Amid the mosaic of trends to come from the Scandi city, no theme was more apparent than diversity — spanning age, gender, and ability. There was a defiant subversion of male power dressing at Latimmier, with shredded-up deconstructed suits, sheer tops, and lingerie-clad drag queen Anna Conda closing the show. In contrast, Paolina Russo’s collection felt like a utopian feminine fairytale, notably featuring models who are older, who don plus-size clothes, and who use prosthetic limbs. This inclusivity was continued at OpéraSport, where more mature models sported sexier styles by forgoing bras and ditching pants. In a time when runways are reportedly becoming less inclusive, this kind of representation at the bona fide cool girl capital undoubtedly leaves a lasting industry effect.

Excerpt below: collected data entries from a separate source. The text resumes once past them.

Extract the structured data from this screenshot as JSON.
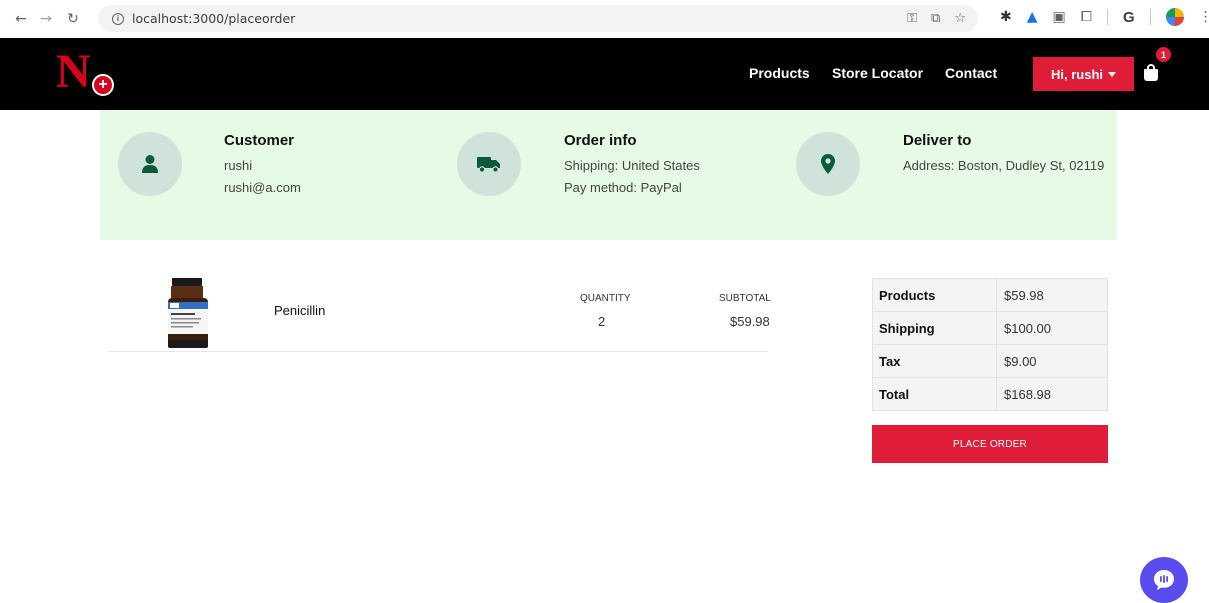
{
  "browser": {
    "url": "localhost:3000/placeorder",
    "profile_letter": "G"
  },
  "header": {
    "nav": {
      "products": "Products",
      "store_locator": "Store Locator",
      "contact": "Contact"
    },
    "user_button": "Hi, rushi",
    "cart_count": "1"
  },
  "info": {
    "customer": {
      "title": "Customer",
      "name": "rushi",
      "email": "rushi@a.com"
    },
    "order": {
      "title": "Order info",
      "shipping": "Shipping: United States",
      "pay_method": "Pay method: PayPal"
    },
    "deliver": {
      "title": "Deliver to",
      "address": "Address: Boston, Dudley St, 02119"
    }
  },
  "items": [
    {
      "name": "Penicillin",
      "quantity_label": "QUANTITY",
      "quantity": "2",
      "subtotal_label": "SUBTOTAL",
      "subtotal": "$59.98"
    }
  ],
  "summary": {
    "rows": [
      {
        "label": "Products",
        "value": "$59.98"
      },
      {
        "label": "Shipping",
        "value": "$100.00"
      },
      {
        "label": "Tax",
        "value": "$9.00"
      },
      {
        "label": "Total",
        "value": "$168.98"
      }
    ],
    "place_order": "PLACE ORDER"
  },
  "colors": {
    "accent_red": "#e01d38",
    "panel_green": "#e5fbe5",
    "icon_green": "#0c5a3a",
    "chat_purple": "#5b4cf0"
  }
}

The all-red outfit we stop thinking about

Photography courtesy of launchmetrics.com/spotlight

This image will live rent-free in mind until I acquire the pieces to recreate it (and an event to wear it to). Saucy, energetic, bold, from the slinky dress paired with the oversized blazer to the rosette-covered heels, it’s a win. Add on simple makeup and a perfect blowout that Sofia Richie Grainge would approve of and classic black sunnies — 10 out of 10, no notes. And the emergence of passionate red as the next It colour after Barbie pink (more on that in a minute) is no surprise. From the Fall 2023 collections of Tory Burch and Prabal Gurung at NYFW and Saks Potts and Ganni at CPHFW, one of the biggest trends from last fashion month was that red is the new pink, and the message is gleefully received.

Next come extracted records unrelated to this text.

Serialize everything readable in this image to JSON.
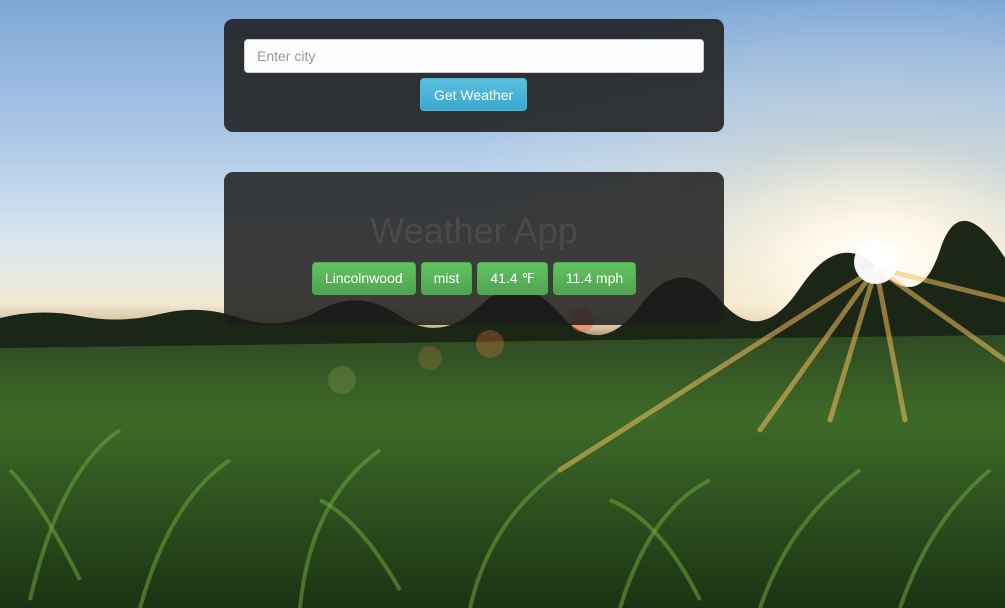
{
  "search": {
    "placeholder": "Enter city",
    "value": "",
    "button_label": "Get Weather"
  },
  "result": {
    "title": "Weather App",
    "city": "Lincolnwood",
    "condition": "mist",
    "temperature": "41.4 ℉",
    "wind_speed": "11.4 mph"
  },
  "colors": {
    "button_accent": "#5bc0de",
    "badge_accent": "#5cb85c",
    "panel_bg": "#1e1e1e"
  },
  "background": {
    "scene": "cornfield-sunset-icon"
  }
}
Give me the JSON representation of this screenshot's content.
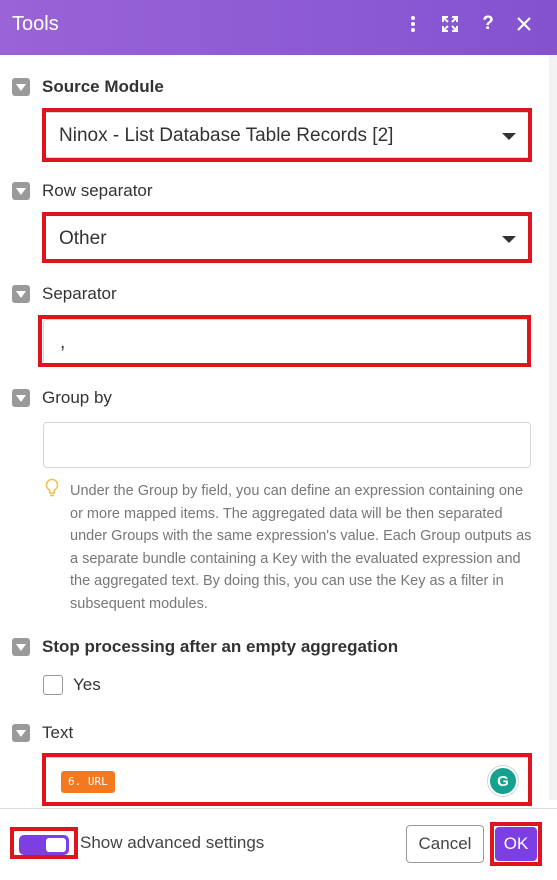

Danish designers are experts in elevated quiet luxury

If you’re looking for impossibly cool, tailored separates with an overall relaxed vibe, the Scandi designers just get it. Take Herskind, the mother-daughter brand, that consistently delivers concise collections that feel simultaneously timeless and trend-forward. Their CPHFW Spring 2024 collection expanded on this expertise with elevated capsule pieces like modern suiting, cool trench coats and innovative takes on classic tailoring, like this oversized, belt-free coat and the double vest above.

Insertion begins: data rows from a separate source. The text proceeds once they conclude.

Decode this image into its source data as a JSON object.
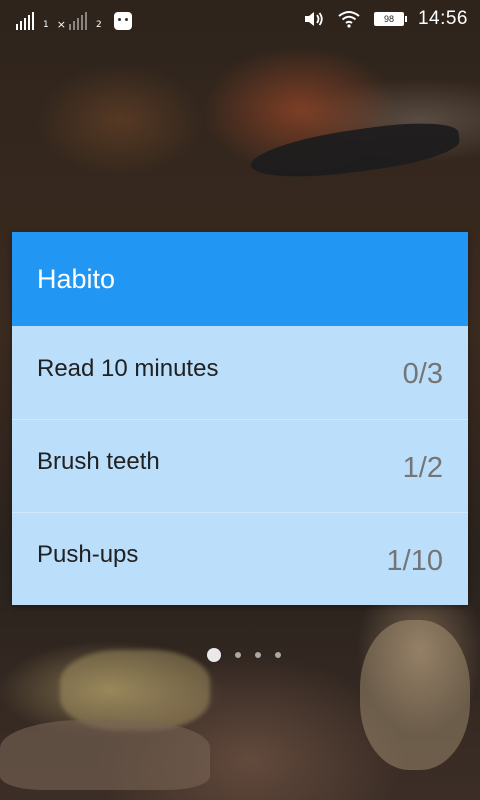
{
  "status_bar": {
    "sim1_label": "1",
    "sim2_x": "×",
    "sim2_label": "2",
    "battery_level": "98",
    "time": "14:56",
    "icons": [
      "signal-icon",
      "signal-icon",
      "bot-icon",
      "volume-icon",
      "wifi-icon",
      "battery-icon"
    ]
  },
  "widget": {
    "title": "Habito",
    "accent_color": "#2196f3",
    "list_background": "#bbdefb",
    "habits": [
      {
        "name": "Read 10 minutes",
        "count": "0/3"
      },
      {
        "name": "Brush teeth",
        "count": "1/2"
      },
      {
        "name": "Push-ups",
        "count": "1/10"
      }
    ]
  },
  "page_indicator": {
    "pages": 4,
    "active": 1
  }
}
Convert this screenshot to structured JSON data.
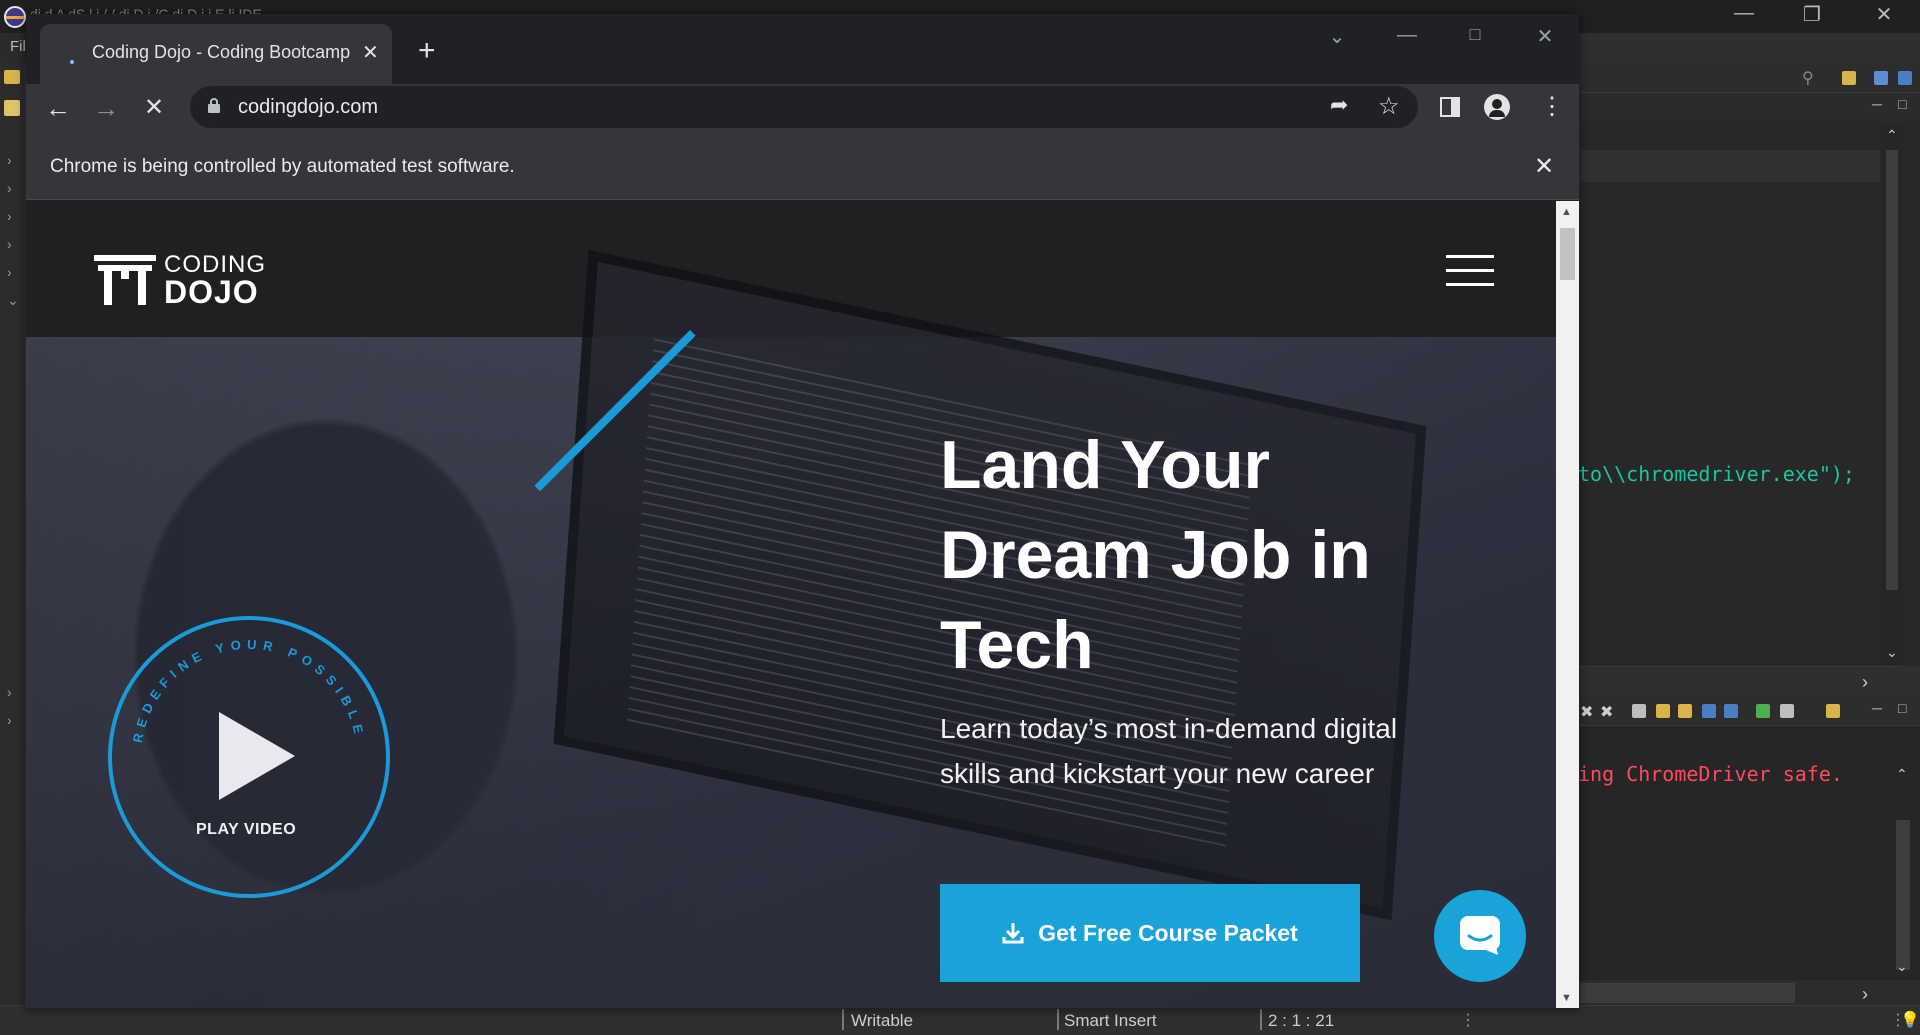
{
  "ide": {
    "title": "di                 d  A  dS l  i     /   /  di  D j /C di  D i i        E li     IDE",
    "menu_file": "Fil",
    "code_line": "to\\\\chromedriver.exe\");",
    "console_line": "ing ChromeDriver safe.",
    "status": {
      "writable": "Writable",
      "insert_mode": "Smart Insert",
      "position": "2 : 1 : 21"
    }
  },
  "browser": {
    "tab_title": "Coding Dojo - Coding Bootcamp",
    "url": "codingdojo.com",
    "infobar_text": "Chrome is being controlled by automated test software.",
    "icons": {
      "back": "back-arrow-icon",
      "forward": "forward-arrow-icon",
      "stop": "stop-loading-icon",
      "share": "share-icon",
      "bookmark": "star-icon",
      "side_panel": "side-panel-icon",
      "profile": "profile-icon",
      "menu": "kebab-menu-icon"
    }
  },
  "site": {
    "logo": {
      "top": "CODING",
      "bottom": "DOJO"
    },
    "hero": {
      "heading": "Land Your Dream Job in Tech",
      "subheading": "Learn today’s most in-demand digital skills and kickstart your new career",
      "cta_label": "Get Free Course Packet",
      "play_label": "PLAY VIDEO",
      "ring_text": "REDEFINE YOUR POSSIBLE"
    },
    "colors": {
      "accent": "#1aa3d8",
      "header_bg": "#202022",
      "text": "#ffffff"
    }
  }
}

Another standout at Copenhagen Fashion Week Spring 2024 in the world of luxurious yet accessible wardrobe essentials was The Garment. Charlotte Eskildsen and Sophia Roe’s Copenhagen-based brand, beloved for its knitwear and tailoring, presented an assortment of fresh spring staples. Standouts included a modern off-the-shoulder black dress and yes, another vest, this time a lush charcoal knit version with asymmetrical buttons.

Barbiecore isn’t over yet

Photography courtesy of launchmetrics.com/spotlight

In the Year of Barbie, pink has been having more than a moment. (If you’ve seen the film in theatres, you know the unofficial uniform is all-pink everything.) And although the saturated pink trend started years ago with Valentino’s Fall 2022 collection, if the Copenhagen street style is any indication, the colour du jour shows so sign of slowing all the down just yet. Outside the Spring 2024 shows, we saw Barbie pink in all its glory — and in every possible iteration. From voluminous Cecile Bahsen-like silhouettes and #GanniGirl streetwear to silk slip skirts, it’s clear that for the foreseeable future, we’re all still Barbie girls.

RELATED: The Significance of Barbie’s Birkenstocks

Sustainability as more than a marketing tactic

As far as taking climate responsibility and conscious design seriously, Copenhagen Fashion Week consistently proves its walking the (Scandi-chic) walk, with many calling it the world’s most sustainable fashion week. Since CPHFW became the first to enforce sustainability criteria in 2020, it has imposed minimum thresholds that participants have to meet in order to show their wares. CEO Cecilie Thorsmark told Forbes: “A major milestone was our sustainability requirements coming into effect this February 2023, which means that all brands on the official show schedule of Copenhagen Fashion Week are met by mandatory minimum standards that they must document.” And those sustainability standards will be ramped up on an annual basis, according to British Vogue, to “ensure that brands are continuously striving to do better, as well as reflecting wider changes within the industry, such as EU legislation coming down the pipeline.”

One brand that has embraced these standards is conceptual knitwear label A. Roge Hove whose founder Amalie Røge Hove told the publication: “The minimum standards have made us undertake a range of initiatives to improve our sustainable practices, and helped us set goals for those areas we have worked less with, supporting us to stay on the right path and keeping our focus on what’s important. It has also helped to establish a common language in the industry, especially in the Nordics, for what goals we are running towards, and striving to achieve together.” And they sure look stylish doing it.